Authors from the University of Cincinnati were partially supported by National Science Foundation (CNS-1947913), UC Office of the Vice President for Research Pilot Program, and Ohio Cyber Range at UC.

Hyperparameters of CNN. The tuned hyperparameters of our CNN are described in Tabular array four. For the search space of each hyperparameter, we represent it as a gear up. For the activation functions, dropout, filter size and pool size, we searched hyperparameters at each layer. The tuned parameters we report in the table are presented every bit a sequence of values by following the order of layers we presented in Fig. 2. For instance, the tuned activation functions are selu (1st Conv), elu (2nd Conv), relu (third Conv), elu (4th Conv), tanh (the second-to-last Dumbo layer).

Table 4. Tuned hyperparameters of CNN When \(w = 0.05\) due south

\(d^*\) -privacy. Xiao et al. [26] proposed \(d^*\)-privacy, which is a variant of differential privacy on time-series information, to preserve side-aqueduct information leakage. They proved that \(d^*\)-privacy can achieve (\(d^*\),2\(\epsilon \))-privacy, where \(d^{*}\) is a distance between 2 time series data and \(\epsilon \) is privacy parameter in differential privacy.

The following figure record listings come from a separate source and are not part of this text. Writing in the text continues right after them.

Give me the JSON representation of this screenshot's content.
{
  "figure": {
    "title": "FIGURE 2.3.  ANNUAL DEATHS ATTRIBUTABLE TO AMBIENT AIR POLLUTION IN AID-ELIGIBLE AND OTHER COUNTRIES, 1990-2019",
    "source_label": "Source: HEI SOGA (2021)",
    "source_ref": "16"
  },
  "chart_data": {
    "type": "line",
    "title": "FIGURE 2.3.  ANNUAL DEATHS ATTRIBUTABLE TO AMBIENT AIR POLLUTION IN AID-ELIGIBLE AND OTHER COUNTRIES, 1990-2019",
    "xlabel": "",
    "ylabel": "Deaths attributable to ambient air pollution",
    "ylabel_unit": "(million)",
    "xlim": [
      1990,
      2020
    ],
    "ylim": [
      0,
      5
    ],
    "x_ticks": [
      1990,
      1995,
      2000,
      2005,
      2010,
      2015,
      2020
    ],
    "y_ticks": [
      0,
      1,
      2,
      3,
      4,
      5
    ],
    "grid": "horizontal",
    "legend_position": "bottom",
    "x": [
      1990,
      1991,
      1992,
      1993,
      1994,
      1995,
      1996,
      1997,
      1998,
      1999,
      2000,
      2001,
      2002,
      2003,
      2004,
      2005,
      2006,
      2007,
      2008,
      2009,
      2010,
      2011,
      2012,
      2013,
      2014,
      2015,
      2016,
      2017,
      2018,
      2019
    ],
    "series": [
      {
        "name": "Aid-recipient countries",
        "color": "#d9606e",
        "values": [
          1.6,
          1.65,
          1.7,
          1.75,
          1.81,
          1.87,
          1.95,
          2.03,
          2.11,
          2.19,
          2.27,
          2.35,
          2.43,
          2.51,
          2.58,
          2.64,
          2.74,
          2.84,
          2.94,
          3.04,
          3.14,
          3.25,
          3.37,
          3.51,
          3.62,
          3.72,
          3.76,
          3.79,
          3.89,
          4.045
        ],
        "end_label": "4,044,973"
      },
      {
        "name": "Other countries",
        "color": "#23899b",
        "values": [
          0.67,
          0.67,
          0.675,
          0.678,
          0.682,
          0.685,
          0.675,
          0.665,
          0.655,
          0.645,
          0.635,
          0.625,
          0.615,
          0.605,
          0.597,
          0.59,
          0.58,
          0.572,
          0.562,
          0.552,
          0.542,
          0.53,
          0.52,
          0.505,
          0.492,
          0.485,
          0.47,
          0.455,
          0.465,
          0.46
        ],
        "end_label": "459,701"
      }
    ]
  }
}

Let \(\mathbf {10}=(x_{1}, ..., x_{n})\) and \(\mathbf {y}=(y_{one}, ..., y_{n})\) denote two time series with the same length. The \(d^*\)-altitude between \(\mathbf {10}\) and \(\mathbf {y}\) is defined as:

$$\begin{aligned} d^*(\mathbf {x}, \mathbf {y}) = \sum _{i\ge ii} \left| (x_{i}-x_{i-1})-(y_{i}-y_{i-one}) \right| \end{aligned}$$

(half dozen)

\(d^{*}\)-privacy produces racket to data at a afterwards timestamp by considering data from an earlier timestamp in the same fourth dimension series. Specifically, allow D(i) announce the greatest power of 2 that divides timestamp i, \(d^*\)-privacy computes noised data at timestamp i as , where = 0, function \(G(\cdot )\) and \(r_{i}\) are defined as below

$$\begin{aligned} G(i)= {\left\{ \brainstorm{assortment}{ll} 0 &{} \text {if } i = 1 \\ i/2 &{} \text {if } i = D(i) \\ i-D(i) &{} \text {if } i > D(i) \\ \end{array}\right. } \end{aligned}$$


$$\begin{aligned} r_i= {\left\{ \begin{array}{ll} \mathrm {Laplace}(\frac{one}{\epsilon })&{} \text {if } i = D(i) \\ \mathrm {Laplace}(\frac{\lfloor \log _2i\rfloor }{\epsilon })&{} \text {otherwise} \end{array}\right. } \finish{aligned}$$


Li, H., Niu, B., Wang, B. (2020). SmartSwitch: Efficient Traffic Obfuscation Against Stream Fingerprinting. In: Park, N., Sun, K., Foresti, S., Butler, K., Saxena, N. (eds) Security and Privacy in Communication Networks. SecureComm 2020. Lecture Notes of the Institute for Computer Sciences, Social Informatics and Telecommunications Engineering, vol 335. Springer, Cham.